15. ‘Strategy for Sustainability: A Business Manifesto’ By Adam Werbach

This book is a definitive guide on business strategy for sustainability. It states that investors, employees, and consumers share a common passion and purpose for their companies more than ever before. This means that any business must have a common objective that gives it sustainability; otherwise, it will just be irresponsible. These problems show the unutilized chances especially in large company brands such as Nike, Toyota, Wal-Mart and Clorox that are implementing basic strategies rather than external sustainability strategies. The book recommends businesses to use transparency, engage their employees, and enjoy the benefits of a well-networked organization structure.

16. ‘When the Rivers Run Dry: What Happens When Our Water Runs Out?’ By Fred Pearce

Fred Pearce is a veteran scientist who spends most of his time researching water. He goes on to travel to more than thirty country destinations to study the state of the important water sources. He weaves together the historical, economic and scientific aspects of the water crisis in the world. The book will give you a full image of the increasing danger in case the water sources run out and its consequences for us all.

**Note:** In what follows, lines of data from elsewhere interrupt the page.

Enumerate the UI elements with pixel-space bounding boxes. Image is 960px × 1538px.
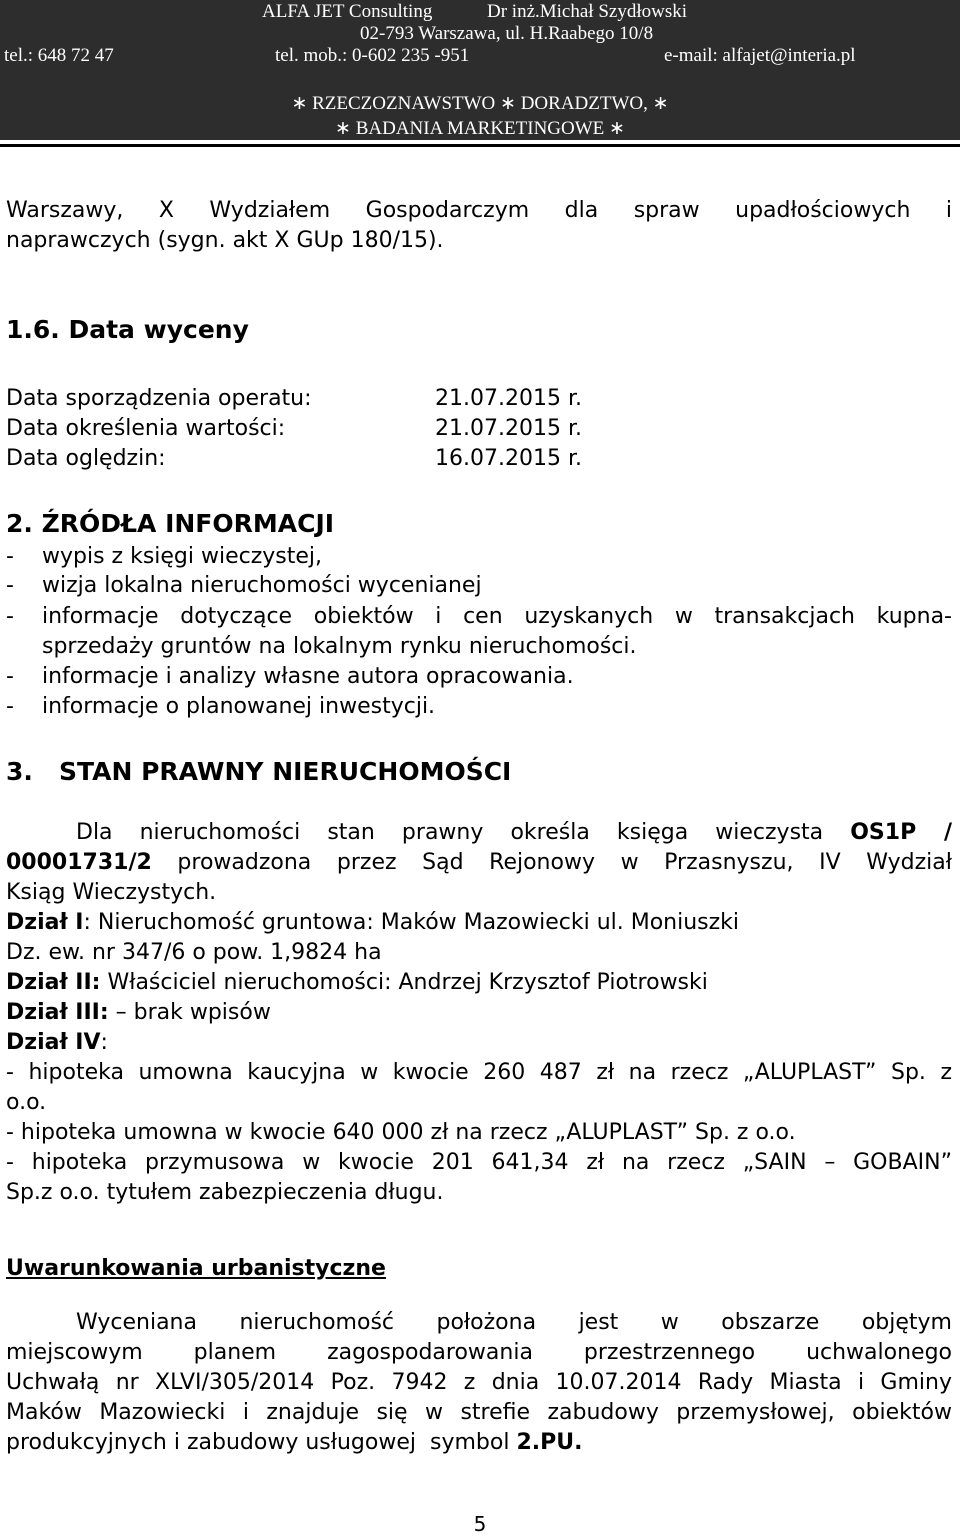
land-register-line-2: 00001731/2 prowadzona przez Sąd Rejonowy w Przasnyszu, IV Wydział xyxy=(6,850,952,875)
mortgage-3: - hipoteka przymusowa w kwocie 201 641,34 zł na rzecz „SAIN – GOBAIN” xyxy=(6,1150,952,1175)
owner-name: Dr inż.Michał Szydłowski xyxy=(487,1,688,22)
section-2-line: Dział II: Właściciel nieruchomości: Andrzej Krzysztof Piotrowski xyxy=(6,970,708,995)
company-name: ALFA JET Consulting xyxy=(262,1,433,22)
letterhead xyxy=(0,0,960,140)
email-address: e-mail: alfajet@interia.pl xyxy=(664,45,856,66)
legal-status-heading: 3. STAN PRAWNY NIERUCHOMOŚCI xyxy=(6,757,512,786)
section-3-line: Dział III: – brak wpisów xyxy=(6,1000,271,1025)
date-label-report: Data sporządzenia operatu: xyxy=(6,386,312,411)
mortgage-3-cont: Sp.z o.o. tytułem zabezpieczenia długu. xyxy=(6,1180,444,1205)
sources-heading: 2. ŹRÓDŁA INFORMACJI xyxy=(6,509,335,538)
mortgage-1: - hipoteka umowna kaucyjna w kwocie 260 487 zł na rzecz „ALUPLAST” Sp. z xyxy=(6,1060,952,1085)
services-line-2: ∗ BADANIA MARKETINGOWE ∗ xyxy=(335,118,625,139)
urban-line-5: produkcyjnych i zabudowy usługowej symbol 2.PU. xyxy=(6,1430,583,1455)
land-register-line-1: Dla nieruchomości stan prawny określa księga wieczysta OS1P / xyxy=(76,820,952,845)
intro-line-1: Warszawy, X Wydziałem Gospodarczym dla spraw upadłościowych i xyxy=(6,198,952,223)
urban-line-2: miejscowym planem zagospodarowania przestrzennego uchwalonego xyxy=(6,1340,952,1365)
intro-line-2: naprawczych (sygn. akt X GUp 180/15). xyxy=(6,228,444,253)
section-4-line: Dział IV: xyxy=(6,1030,108,1055)
valuation-date-heading: 1.6. Data wyceny xyxy=(6,315,249,344)
section-1-parcel: Dz. ew. nr 347/6 o pow. 1,9824 ha xyxy=(6,940,382,965)
urban-line-3: Uchwałą nr XLVI/305/2014 Poz. 7942 z dnia 10.07.2014 Rady Miasta i Gminy xyxy=(6,1370,952,1395)
date-value-value: 21.07.2015 r. xyxy=(435,416,582,441)
urban-conditions-heading: Uwarunkowania urbanistyczne xyxy=(6,1256,386,1281)
land-register-line-3: Ksiąg Wieczystych. xyxy=(6,880,217,905)
letterhead-divider xyxy=(0,144,960,147)
phone-number: tel.: 648 72 47 xyxy=(4,45,114,66)
date-label-inspection: Data oględzin: xyxy=(6,446,166,471)
urban-line-1: Wyceniana nieruchomość położona jest w obszarze objętym xyxy=(76,1310,952,1335)
mobile-number: tel. mob.: 0-602 235 -951 xyxy=(275,45,470,66)
document-page: ALFA JET Consulting Dr inż.Michał Szydłowski 02-793 Warszawa, ul. H.Raabego 10/8 tel.: 648 72 47 tel. mob.: 0-602 235 -951 e-mail: alfajet@interia.pl ∗ RZECZOZNAWSTWO ∗ DORADZTWO, ∗ ∗ BADANIA MARKETINGOWE ∗ Warszawy, X Wydziałem Gospodarczym dla spraw upadłościowych i naprawczych (sygn. akt X GUp 180/15). 1.6. Data wyceny Data sporządzenia operatu: 21.07.2015 r. Data określenia wartości: 21.07.2015 r. Data oględzin: 16.07.2015 r. 2. ŹRÓDŁA INFORMACJI - wypis z księgi wieczystej, - wizja lokalna nieruchomości wycenianej - informacje dotyczące obiektów i cen uzyskanych w transakcjach kupna- sprzedaży gruntów na lokalnym rynku nieruchomości. - informacje i analizy własne autora opracowania. - informacje o planowanej inwestycji. 3. STAN PRAWNY NIERUCHOMOŚCI Dla nieruchomości stan prawny określa księga wieczysta OS1P / 00001731/2 prowadzona przez Sąd Rejonowy w Przasnyszu, IV Wydział Ksiąg Wieczystych. Dział I: Nieruchomość gruntowa: Maków Mazowiecki ul. Moniuszki Dz. ew. nr 347/6 o pow. 1,9824 ha Dział II: Właściciel nieruchomości: Andrzej Krzysztof Piotrowski Dział III: – brak wpisów Dział IV: - hipoteka umowna kaucyjna w kwocie 260 487 zł na rzecz „ALUPLAST” Sp. z o.o. - hipoteka umowna w kwocie 640 000 zł na rzecz „ALUPLAST” Sp. z o.o. - hipoteka przymusowa w kwocie 201 641,34 zł na rzecz „SAIN – GOBAIN” Sp.z o.o. tytułem zabezpieczenia długu. Uwarunkowania urbanistyczne Wyceniana nieruchomość położona jest w obszarze objętym miejscowym planem zagospodarowania przestrzennego uchwalonego Uchwałą nr XLVI/305/2014 Poz. 7942 z dnia 10.07.2014 Rady Miasta i Gminy Maków Mazowiecki i znajduje się w strefie zabudowy przemysłowej, obiektów produkcyjnych i zabudowy usługowej symbol 2.PU. 5 xyxy=(0,0,960,1538)
page-number: 5 xyxy=(473,1512,487,1536)
mortgage-1-cont: o.o. xyxy=(6,1090,47,1115)
section-1-line: Dział I: Nieruchomość gruntowa: Maków Mazowiecki ul. Moniuszki xyxy=(6,910,740,935)
date-value-report: 21.07.2015 r. xyxy=(435,386,582,411)
date-label-value: Data określenia wartości: xyxy=(6,416,286,441)
mortgage-2: - hipoteka umowna w kwocie 640 000 zł na rzecz „ALUPLAST” Sp. z o.o. xyxy=(6,1120,796,1145)
date-value-inspection: 16.07.2015 r. xyxy=(435,446,582,471)
services-line-1: ∗ RZECZOZNAWSTWO ∗ DORADZTWO, ∗ xyxy=(291,93,669,114)
urban-line-4: Maków Mazowiecki i znajduje się w strefie zabudowy przemysłowej, obiektów xyxy=(6,1400,952,1425)
company-address: 02-793 Warszawa, ul. H.Raabego 10/8 xyxy=(360,23,654,44)
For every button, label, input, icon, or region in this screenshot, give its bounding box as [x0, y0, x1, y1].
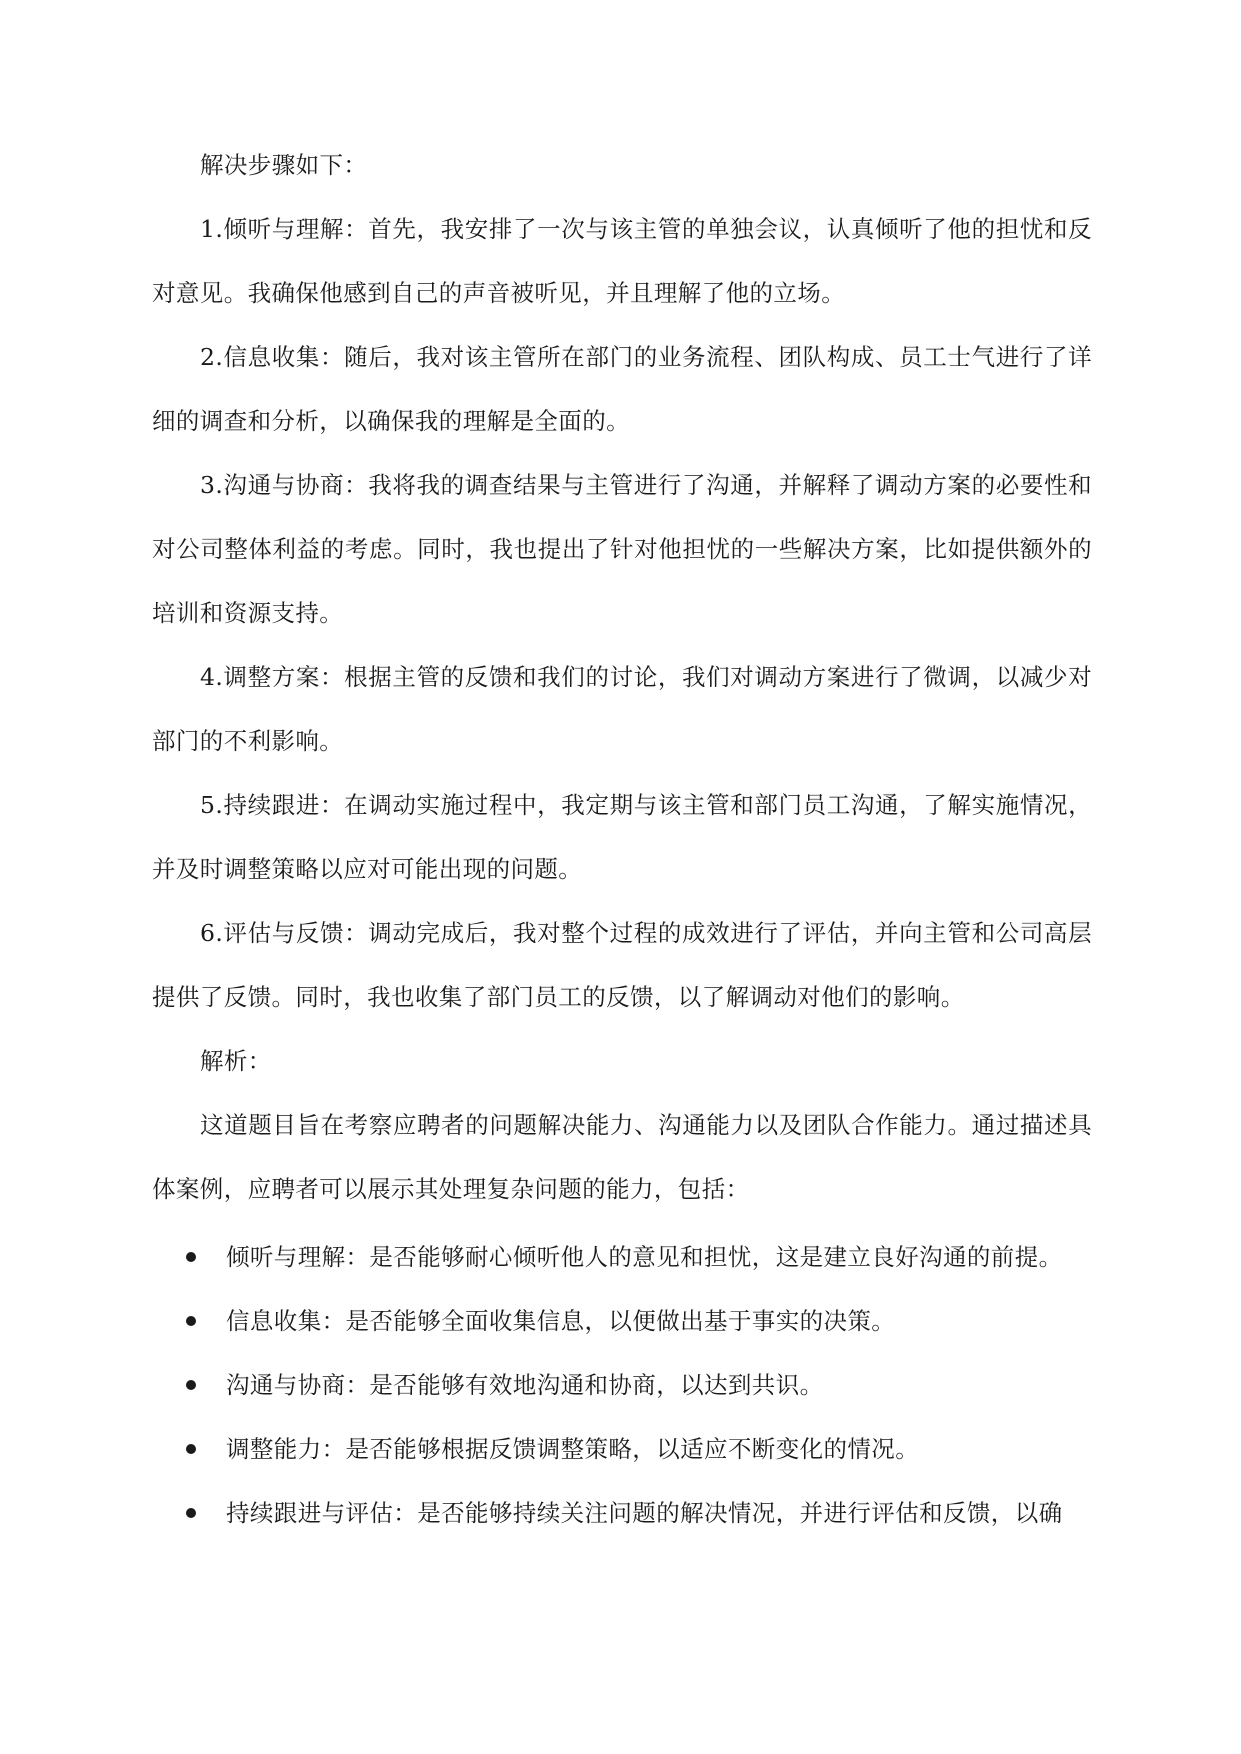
bullet-dot-icon — [186, 1316, 196, 1326]
bullet-dot-icon — [186, 1508, 196, 1518]
bullet-item-listening: 倾听与理解：是否能够耐心倾听他人的意见和担忧，这是建立良好沟通的前提。 — [226, 1243, 1063, 1271]
paragraph-step-2: 2.信息收集：随后，我对该主管所在部门的业务流程、团队构成、员工士气进行了详细的调查和分析，以确保我的理解是全面的。 — [152, 343, 1092, 435]
bullet-dot-icon — [186, 1380, 196, 1390]
paragraph-step-3: 3.沟通与协商：我将我的调查结果与主管进行了沟通，并解释了调动方案的必要性和对公司整体利益的考虑。同时，我也提出了针对他担忧的一些解决方案，比如提供额外的培训和资源支持。 — [152, 471, 1092, 627]
bullet-item-communication: 沟通与协商：是否能够有效地沟通和协商，以达到共识。 — [226, 1371, 824, 1399]
paragraph-step-5: 5.持续跟进：在调动实施过程中，我定期与该主管和部门员工沟通，了解实施情况，并及时调整策略以应对可能出现的问题。 — [152, 791, 1092, 883]
paragraph-steps-intro: 解决步骤如下： — [200, 151, 368, 179]
bullet-item-followup: 持续跟进与评估：是否能够持续关注问题的解决情况，并进行评估和反馈，以确 — [226, 1499, 1063, 1527]
paragraph-analysis-body: 这道题目旨在考察应聘者的问题解决能力、沟通能力以及团队合作能力。通过描述具体案例，应聘者可以展示其处理复杂问题的能力，包括： — [152, 1111, 1092, 1203]
paragraph-analysis-heading: 解析： — [200, 1047, 272, 1075]
paragraph-step-6: 6.评估与反馈：调动完成后，我对整个过程的成效进行了评估，并向主管和公司高层提供了反馈。同时，我也收集了部门员工的反馈，以了解调动对他们的影响。 — [152, 919, 1092, 1011]
paragraph-step-1: 1.倾听与理解：首先，我安排了一次与该主管的单独会议，认真倾听了他的担忧和反对意见。我确保他感到自己的声音被听见，并且理解了他的立场。 — [152, 215, 1092, 307]
bullet-item-adjustment: 调整能力：是否能够根据反馈调整策略，以适应不断变化的情况。 — [226, 1435, 920, 1463]
bullet-dot-icon — [186, 1444, 196, 1454]
bullet-dot-icon — [186, 1252, 196, 1262]
paragraph-step-4: 4.调整方案：根据主管的反馈和我们的讨论，我们对调动方案进行了微调，以减少对部门的不利影响。 — [152, 663, 1092, 755]
bullet-item-information: 信息收集：是否能够全面收集信息，以便做出基于事实的决策。 — [226, 1307, 896, 1335]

17. ‘Biomimicry: Innovation Inspired by Nature’ By Janine Benyus

Biomimicry gets its inspiration from nature to transform our life on earth. The book studies the ideas of nature including photosynthesis, shells, and brain power to help use them in benefiting human beings. This is helping to revolutionize how we compute, invent, harness energy, repair the environment and heal ourselves. Janine Benyus, a science lecturer, takes you to the lab and then the field to explain this marvel. She tries to analyses how electrons in a leaf can convert sunlight to glucose and discovering the drug miracles by observing what chimpanzee take when they feel sick. She also gives insights on the hardy prairie as a model for low agriculture maintenance.

18. ‘Fast Food Nation: The Dark Side of The All-American Meal’ By Eric Schlosser

Since the publishing of fast food nation in 2001, the book became the international bestseller. The author reveals how fast foods have widened the gap between the rich and the poor, increased the obesity epidemic, changed America’s landscape and transformed food production in the entire world. Eric Schlosser talks about how food industries continue to exploit the poor, the increasing interest in organic and local foods and why it is crucial for every US resident to enjoy healthy and affordable meals.